- Fliegenwurfschule -

  Elemente des Fliegenwurfes
 

Heutzutage findet man im Internet ein reichhaltiges Angebot von den verschiedensten Wurfkursen. Einsteigerkurse, Fortgeschrittenenkurse, Profikurse, Trickwurfkurse, Distanzwurfkurse, Spey-Casting-Kurse, Einhand- und Zweihandkurse, Instruktorenkurse, Individualkurse und viele mehr. Man findet Angebote von Eintages-, Zweitages- oder auch Dreitageskursen.
Ebenso umfangreich ist das Angebot an verschiedenen Würfen, welche man erlernen kann.
Und noch vielfältiger sind die Namen unter denen man all diese Würfe finden kann. Manch einen Wurf findet man problemlos unter mehr als 5 verschiedenen Namen!

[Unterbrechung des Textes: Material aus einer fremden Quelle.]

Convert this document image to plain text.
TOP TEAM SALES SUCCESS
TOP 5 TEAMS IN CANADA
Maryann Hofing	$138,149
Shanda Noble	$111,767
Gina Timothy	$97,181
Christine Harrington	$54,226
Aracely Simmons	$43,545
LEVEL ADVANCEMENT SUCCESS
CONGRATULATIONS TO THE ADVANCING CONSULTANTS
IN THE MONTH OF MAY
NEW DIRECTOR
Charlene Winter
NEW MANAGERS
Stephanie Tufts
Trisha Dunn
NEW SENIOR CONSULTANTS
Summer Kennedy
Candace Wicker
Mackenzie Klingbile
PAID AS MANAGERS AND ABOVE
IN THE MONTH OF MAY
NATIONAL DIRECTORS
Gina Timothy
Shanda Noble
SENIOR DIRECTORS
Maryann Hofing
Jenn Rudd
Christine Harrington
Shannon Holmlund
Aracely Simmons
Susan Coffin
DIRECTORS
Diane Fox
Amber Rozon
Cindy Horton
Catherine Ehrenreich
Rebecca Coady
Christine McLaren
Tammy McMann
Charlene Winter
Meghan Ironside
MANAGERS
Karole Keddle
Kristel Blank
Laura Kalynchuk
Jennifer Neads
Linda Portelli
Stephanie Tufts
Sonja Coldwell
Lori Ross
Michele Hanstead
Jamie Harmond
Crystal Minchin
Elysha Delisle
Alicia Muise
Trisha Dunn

Doch worauf kommt es nun wirklich an?

Dieser Frage habe ich mich lange Zeit gewidmet.
Im Laufe der Zeit habe ich immer wieder festgestellt, dass sich alle Würfe aus den gleichen Elementen zusammen setzen. Ebenso liegen die Ursachen für alle Wurfprobleme immer wieder in genau diesen Basiselementen!
Beherrscht man diese Elemente im Wurfablauf erst einmal, funktioniert jeder Wurf sehr gut.
Ebenfalls ist man so in der Lage, neue Würfe sehr viel schneller zu erlernen, indem man nämlich die Basiselemente in den neuen Wurf einsetzt.

Interessanterweise habe ich bisher in keinem der über 50 Wurfkurse, in denen ich selbst der Schüler war, genau diese Basiselemente gelehrt bekommen.

Dabei haben bereits 1993 die zwei sehr erfolgreichen amerikanischen Wurflehrer Bill und Jay Gammel (Vater und Sohn) eine Broschure mit dem Titel "The Essentials Of Fly Casting" veröffentlicht. Für mich ist dies bis heute die vielleicht beste Arbeit zu diesem Thema überhaupt. Doch scheint es, als ob diese Arbeit viele in Europa (und gerade im deutschsprachigen Raum) lebenden Wurflehrer immernoch nicht erreicht hat!?

"The Five Essentials of Fly Casting" (Die 5 Grundlagen des Fliegenwerfens) von Bill und Jay Gammel auf einen Blick:

1. Am Ende einer jeden Beschleunigung im Wurf muss eine Pause sein, welche mit der Schnurlänge außerhalb der Rutenspitze variiert.

2. Die Menge an loser Schnur sollte so gering wie möglich gehalten werden.

3. Um eine Schlaufe mit möglichst wenig Luftwiderstand - möglichst geradlinig - auf das Ziel zu werfen zu können, muss man die Rutenspitze entlang einer geraden Linie beschleunigen.

4. Die Größe des Arbeitswinkels zwischen den Stopps muss an die Länge der Schnur außerhalb der Rutenspitze angepaßt werden.

5. Die Kraft im Wurf muss an der richtigen Stelle und in der richtigen Stärke angewendet werden.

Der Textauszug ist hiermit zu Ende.